A man watched his penis turn black and rot after he injected it with cocaine.
The horrifying tale was reported by doctors in New York.
They said the 35-year-old unnamed man turned up at the emergency room at BronxCare Hospital Center in agony.
He had spent the past three days in “excruciating” and worsening pain in the penis, scrotum, groin area and right foot.
The pain started almost immediately after he injected the class A drug cocaine into the dorsal vein of the penis, which runs the full length of the shaft.
It wasn’t the first time he had chosen the mind-boggling method of delivering his high.
The man admitted to having injected cocaine into the dorsal vein at least twice in the past fortnight, although without any obvious problems.
He said he had a long history of intravenous drug use, and with most other injection sites damaged, he had turned to one of the only places left – his penis.
Upon examination, medics discovered swelling, ulcers, a “foul-smelling serious discharge”, and necrosis, the medical term for rotting tissue.
The unidentified man had a significant history of drug use but no STIs were discovered.

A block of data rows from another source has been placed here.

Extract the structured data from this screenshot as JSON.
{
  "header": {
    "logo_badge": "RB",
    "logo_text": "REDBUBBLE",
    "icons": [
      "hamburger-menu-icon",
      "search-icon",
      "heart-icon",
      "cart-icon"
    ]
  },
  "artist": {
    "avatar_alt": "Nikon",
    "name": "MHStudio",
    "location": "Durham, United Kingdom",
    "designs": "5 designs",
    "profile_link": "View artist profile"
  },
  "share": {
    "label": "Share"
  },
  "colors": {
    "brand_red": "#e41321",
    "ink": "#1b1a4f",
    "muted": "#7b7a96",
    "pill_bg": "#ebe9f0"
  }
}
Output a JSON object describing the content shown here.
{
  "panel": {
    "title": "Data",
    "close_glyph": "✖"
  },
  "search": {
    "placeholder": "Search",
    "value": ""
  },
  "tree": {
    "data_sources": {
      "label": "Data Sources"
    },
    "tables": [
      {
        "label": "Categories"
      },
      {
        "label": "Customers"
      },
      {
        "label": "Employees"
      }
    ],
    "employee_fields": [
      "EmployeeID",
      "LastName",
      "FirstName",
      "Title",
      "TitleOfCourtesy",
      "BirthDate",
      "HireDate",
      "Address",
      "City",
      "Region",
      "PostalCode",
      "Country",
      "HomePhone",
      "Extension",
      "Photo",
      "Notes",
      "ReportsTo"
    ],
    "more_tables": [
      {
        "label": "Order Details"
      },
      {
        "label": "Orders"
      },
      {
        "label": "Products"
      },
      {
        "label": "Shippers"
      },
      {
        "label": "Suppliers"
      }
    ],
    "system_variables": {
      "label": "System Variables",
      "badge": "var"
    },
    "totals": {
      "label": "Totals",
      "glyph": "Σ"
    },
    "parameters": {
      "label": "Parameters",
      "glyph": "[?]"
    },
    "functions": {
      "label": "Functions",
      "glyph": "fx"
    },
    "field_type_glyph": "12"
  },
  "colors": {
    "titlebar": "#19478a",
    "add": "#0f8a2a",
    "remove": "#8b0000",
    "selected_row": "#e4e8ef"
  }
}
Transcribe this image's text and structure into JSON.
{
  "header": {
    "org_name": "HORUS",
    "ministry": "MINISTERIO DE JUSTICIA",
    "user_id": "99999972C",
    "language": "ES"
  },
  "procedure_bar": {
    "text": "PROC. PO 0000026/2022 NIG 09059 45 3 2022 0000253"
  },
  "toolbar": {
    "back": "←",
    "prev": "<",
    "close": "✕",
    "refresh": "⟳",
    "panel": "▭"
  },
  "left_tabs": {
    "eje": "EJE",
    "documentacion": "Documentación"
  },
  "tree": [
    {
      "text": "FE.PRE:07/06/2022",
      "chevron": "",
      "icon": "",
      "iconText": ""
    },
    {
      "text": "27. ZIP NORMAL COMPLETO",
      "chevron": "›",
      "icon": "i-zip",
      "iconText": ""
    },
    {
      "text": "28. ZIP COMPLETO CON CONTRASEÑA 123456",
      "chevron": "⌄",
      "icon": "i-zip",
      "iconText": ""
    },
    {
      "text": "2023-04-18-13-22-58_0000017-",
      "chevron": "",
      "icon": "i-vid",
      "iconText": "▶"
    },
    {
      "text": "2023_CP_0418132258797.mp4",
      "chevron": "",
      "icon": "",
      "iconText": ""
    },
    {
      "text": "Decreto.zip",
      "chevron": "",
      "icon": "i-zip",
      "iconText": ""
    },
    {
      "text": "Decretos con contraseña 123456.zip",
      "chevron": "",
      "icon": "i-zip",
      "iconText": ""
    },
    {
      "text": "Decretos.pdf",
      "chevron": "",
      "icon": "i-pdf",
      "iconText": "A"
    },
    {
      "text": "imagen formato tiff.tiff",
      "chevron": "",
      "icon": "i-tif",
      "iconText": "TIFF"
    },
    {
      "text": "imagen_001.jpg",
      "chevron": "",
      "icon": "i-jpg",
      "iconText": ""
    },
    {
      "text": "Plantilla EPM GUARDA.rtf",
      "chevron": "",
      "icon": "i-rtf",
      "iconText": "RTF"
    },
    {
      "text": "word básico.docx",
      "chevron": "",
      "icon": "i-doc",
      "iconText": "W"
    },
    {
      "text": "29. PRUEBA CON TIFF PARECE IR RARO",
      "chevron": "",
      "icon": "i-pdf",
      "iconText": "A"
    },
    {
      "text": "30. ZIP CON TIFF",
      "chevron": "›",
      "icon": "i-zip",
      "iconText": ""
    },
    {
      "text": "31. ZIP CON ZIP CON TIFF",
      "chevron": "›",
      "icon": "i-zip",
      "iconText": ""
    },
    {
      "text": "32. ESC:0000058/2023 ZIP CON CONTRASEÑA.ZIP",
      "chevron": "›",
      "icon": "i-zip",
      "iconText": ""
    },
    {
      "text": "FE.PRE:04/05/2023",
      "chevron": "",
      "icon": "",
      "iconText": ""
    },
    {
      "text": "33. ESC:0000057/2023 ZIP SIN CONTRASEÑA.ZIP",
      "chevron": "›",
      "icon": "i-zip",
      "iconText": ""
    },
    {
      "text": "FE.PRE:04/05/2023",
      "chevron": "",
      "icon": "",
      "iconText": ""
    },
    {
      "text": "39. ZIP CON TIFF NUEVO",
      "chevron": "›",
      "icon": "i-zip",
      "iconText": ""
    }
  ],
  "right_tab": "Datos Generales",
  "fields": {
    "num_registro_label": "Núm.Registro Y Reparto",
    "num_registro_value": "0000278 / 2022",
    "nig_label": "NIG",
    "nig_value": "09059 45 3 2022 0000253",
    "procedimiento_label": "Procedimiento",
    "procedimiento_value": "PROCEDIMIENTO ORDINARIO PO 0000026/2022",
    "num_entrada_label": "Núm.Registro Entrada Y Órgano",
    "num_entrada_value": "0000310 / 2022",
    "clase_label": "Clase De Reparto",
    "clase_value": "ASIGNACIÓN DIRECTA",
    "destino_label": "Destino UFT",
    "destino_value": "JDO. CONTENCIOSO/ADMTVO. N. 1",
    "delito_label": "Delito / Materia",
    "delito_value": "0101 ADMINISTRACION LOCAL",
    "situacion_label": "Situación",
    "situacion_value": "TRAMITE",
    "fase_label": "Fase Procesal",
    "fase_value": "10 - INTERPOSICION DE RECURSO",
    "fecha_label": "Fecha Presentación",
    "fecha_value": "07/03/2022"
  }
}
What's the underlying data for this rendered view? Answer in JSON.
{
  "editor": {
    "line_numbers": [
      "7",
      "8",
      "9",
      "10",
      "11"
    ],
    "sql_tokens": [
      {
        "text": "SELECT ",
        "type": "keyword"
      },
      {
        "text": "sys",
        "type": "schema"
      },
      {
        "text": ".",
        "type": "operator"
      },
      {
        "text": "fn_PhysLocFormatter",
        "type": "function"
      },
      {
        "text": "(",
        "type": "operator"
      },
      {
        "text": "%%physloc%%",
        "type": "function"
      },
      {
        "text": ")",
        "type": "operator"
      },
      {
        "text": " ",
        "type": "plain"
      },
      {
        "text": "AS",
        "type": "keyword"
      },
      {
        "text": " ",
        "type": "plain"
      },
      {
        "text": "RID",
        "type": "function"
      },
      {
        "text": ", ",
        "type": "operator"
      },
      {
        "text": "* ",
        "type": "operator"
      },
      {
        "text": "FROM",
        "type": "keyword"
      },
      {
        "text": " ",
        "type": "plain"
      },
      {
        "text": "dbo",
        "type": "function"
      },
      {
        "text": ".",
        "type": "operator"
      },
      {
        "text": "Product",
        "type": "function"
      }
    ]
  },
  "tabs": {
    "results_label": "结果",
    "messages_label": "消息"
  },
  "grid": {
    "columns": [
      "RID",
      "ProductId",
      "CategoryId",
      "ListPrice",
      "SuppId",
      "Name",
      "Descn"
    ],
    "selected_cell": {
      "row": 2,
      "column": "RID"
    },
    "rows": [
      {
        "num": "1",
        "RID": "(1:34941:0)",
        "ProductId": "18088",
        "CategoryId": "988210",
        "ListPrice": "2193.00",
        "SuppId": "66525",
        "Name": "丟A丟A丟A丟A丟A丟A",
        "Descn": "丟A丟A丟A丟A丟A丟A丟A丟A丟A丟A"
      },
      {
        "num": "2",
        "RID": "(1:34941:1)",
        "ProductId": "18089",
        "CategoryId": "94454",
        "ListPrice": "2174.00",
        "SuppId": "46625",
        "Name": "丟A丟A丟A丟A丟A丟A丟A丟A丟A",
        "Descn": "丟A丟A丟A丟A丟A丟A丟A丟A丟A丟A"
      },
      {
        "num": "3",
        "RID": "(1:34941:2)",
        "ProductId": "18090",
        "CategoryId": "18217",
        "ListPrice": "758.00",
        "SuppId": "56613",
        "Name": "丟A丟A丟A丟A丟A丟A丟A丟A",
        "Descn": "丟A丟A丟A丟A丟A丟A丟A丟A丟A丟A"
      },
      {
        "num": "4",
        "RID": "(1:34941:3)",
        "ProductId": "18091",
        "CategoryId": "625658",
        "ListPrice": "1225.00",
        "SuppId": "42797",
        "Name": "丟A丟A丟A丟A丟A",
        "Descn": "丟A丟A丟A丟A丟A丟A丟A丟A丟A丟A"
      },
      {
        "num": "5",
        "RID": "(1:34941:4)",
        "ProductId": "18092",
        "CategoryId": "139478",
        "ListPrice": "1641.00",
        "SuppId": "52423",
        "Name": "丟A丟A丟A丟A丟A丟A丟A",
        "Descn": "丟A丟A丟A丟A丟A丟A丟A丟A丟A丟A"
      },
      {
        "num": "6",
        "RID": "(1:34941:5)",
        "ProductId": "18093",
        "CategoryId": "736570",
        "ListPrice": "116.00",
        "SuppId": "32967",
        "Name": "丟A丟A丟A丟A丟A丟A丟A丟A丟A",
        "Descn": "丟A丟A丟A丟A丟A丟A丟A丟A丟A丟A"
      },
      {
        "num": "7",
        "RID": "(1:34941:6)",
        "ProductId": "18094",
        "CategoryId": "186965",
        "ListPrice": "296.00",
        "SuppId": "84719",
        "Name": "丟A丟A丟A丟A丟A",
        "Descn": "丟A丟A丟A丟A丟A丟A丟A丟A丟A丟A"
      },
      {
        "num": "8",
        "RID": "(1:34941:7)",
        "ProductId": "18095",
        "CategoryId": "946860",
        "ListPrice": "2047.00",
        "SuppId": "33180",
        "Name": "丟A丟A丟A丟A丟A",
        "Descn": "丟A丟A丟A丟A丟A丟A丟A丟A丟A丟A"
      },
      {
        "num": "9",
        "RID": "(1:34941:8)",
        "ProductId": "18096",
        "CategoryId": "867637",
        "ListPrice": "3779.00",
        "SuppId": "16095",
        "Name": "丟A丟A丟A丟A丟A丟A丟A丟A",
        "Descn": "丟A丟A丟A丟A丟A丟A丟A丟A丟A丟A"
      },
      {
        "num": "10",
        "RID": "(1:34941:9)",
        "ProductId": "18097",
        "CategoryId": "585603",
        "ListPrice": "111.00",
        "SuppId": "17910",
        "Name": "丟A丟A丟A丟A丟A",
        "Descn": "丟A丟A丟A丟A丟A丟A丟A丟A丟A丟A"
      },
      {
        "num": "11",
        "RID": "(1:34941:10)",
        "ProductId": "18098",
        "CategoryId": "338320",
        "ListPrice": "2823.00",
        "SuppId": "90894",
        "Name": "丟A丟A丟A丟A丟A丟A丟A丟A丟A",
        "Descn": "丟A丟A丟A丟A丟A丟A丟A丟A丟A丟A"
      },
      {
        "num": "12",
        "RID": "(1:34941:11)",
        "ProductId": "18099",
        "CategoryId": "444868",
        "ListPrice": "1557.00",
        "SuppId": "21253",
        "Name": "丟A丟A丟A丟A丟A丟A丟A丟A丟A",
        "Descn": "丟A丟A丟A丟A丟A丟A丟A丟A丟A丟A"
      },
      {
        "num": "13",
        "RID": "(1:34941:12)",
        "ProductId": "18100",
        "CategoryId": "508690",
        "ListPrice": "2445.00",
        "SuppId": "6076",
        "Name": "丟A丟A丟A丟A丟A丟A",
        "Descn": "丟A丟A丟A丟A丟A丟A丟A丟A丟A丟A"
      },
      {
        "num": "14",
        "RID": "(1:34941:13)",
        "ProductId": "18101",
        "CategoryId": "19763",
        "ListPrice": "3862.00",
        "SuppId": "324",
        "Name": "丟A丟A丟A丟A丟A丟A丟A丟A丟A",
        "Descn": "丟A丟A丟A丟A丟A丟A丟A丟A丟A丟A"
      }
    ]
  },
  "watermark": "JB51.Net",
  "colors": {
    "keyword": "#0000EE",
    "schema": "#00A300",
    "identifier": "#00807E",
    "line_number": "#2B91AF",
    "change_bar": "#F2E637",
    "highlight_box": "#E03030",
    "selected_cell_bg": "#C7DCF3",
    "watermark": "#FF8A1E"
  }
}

Doctors quickly started him on an IV of antibiotics and his condition “improved slowly”.
The patient refused to have surgery to cut away at the dying tissue of his penis, which was receiving standard wound care.
After spending five days hooked up to antibiotics, the man was given a 10-day course of pills.
The case report said: “His clinical condition improved, but he refused to go for drug rehabilitation treatment and was later lost to follow-up.”
It’s not clear how well the man recovered from the ordeal.
Cocaine is “one of the most dangerous drugs”, the medics stated in the American Journal of Case Reports.
While it is typically snorted as a powder, it may also be rubbed into the gums or dissolved in water and injected straight into the bloodstream through a vein.
“Crack” is the street name for a form of cocaine that has been processed into a rock, which, when heated, can be smoked.
The National Institute on Drug Abuse says: “Dissolving cocaine in water and injecting it (intravenous use) releases the drug directly into the bloodstream and heightens the intensity of its effects.
“Any route of administration can potentially lead to absorption of toxic amounts of cocaine, causing heart attacks, strokes, or seizures—all of which can result in sudden death.”
The mechanism behind how the cocaine rotted the patient’s flesh was unclear.
But the doctors noted around 80 per cent of cocaine seized in the US is cut with levamisole, a parasitic worming treatment for animals.
Around two thirds of cocaine smuggled into Britain contains the chemical.
In very rare cases, cocaine with levamisole can cause the skin to rot. Users have seen parts of their face, limbs, genitals and stomach blacken and die.
Unfortunately, the New York medics were unable to test for levamisole in their patient.
They concluded: “Our case highlights the importance of taking a thorough history from i.v. drug users, as they are at risk of injecting drugs into unusual sites, such as the dorsal penile vein.
“It is important for the physician to counsel active i.v. drug users regarding possible complications of injecting drugs in atypical and dangerous injection sites.”